Eratosthenes Sieve on Risc PC with StrongARM, version 8

Introduction

Here is an implementation in ARM of the Eratosthenes sieve, especially optimized for the Risc PC with a StrongARM processor (202 MHz). With this configuration, the bandwidth is very low compared to the processor speed. After testing the version 7 of the Eratosthenes sieve, we could notice that a program that writes a constant into memory (with the same kind of memory access, i.e. using the cache by reading non initialised data) is only about 10% faster than version 7. Thus we seek to:

decrease the number of writes to the memory (cache or RAM) by avoiding redundant writes (as in version 7),
use the cache as much as possible by splitting the array of booleans into blocks (that hold in the cache) and by processing these blocks the one after the other (as in version 7),
avoid loading non initialised data into the cache (contrary to version 7): the cache will continuously contain a fixed block where the intermediate operations will be performed; at the end of each iteration, this block will be copied to the array into RAM by using STMs with 4 registers (faster than STRs).

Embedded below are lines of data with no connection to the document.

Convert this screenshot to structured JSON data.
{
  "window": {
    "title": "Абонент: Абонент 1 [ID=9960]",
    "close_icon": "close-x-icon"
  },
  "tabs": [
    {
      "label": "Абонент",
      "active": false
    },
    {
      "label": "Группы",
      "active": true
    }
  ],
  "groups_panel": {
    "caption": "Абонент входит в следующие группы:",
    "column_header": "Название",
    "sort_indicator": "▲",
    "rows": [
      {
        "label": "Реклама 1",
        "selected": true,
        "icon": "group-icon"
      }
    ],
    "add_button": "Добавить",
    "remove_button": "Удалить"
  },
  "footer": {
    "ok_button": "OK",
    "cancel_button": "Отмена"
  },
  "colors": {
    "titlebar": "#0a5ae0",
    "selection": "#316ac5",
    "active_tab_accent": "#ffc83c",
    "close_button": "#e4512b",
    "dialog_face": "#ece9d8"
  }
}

Contrary to version 7, we will not seek to use the write buffer as much as possible... maybe in a future version?

You will find an article (in French) with more details in issue 0C of ARMada News (review published by the ARMada, a French association of users of Acorn machines).

Routines

The ARM routine is below. You can assemble it with !ObjAsm, possibly after replacing the file name h:RegNames. To use it, you can take the small C program below the ARM routine. Otherwise you can call it as follows to search for the primes from 0 to N²-1: register R0 must contain the integer N (higher or equal to 5), register R1 must contain the address (multiple of 32) of an array of 32.⌈N²/32⌉ bytes, register R2 must contain the address (multiple of 32) of another array (for temporary storages) and register R3 must contain the block size (multiple of 480), which must be less or equal to the size of array (R2) minus 8.π(N), where π(N) is the number of primes less or equal to N. At the return, the registers are not modified and the first N² bytes of array (R1) tell whether the corresponding number is a prime (1) or not (0).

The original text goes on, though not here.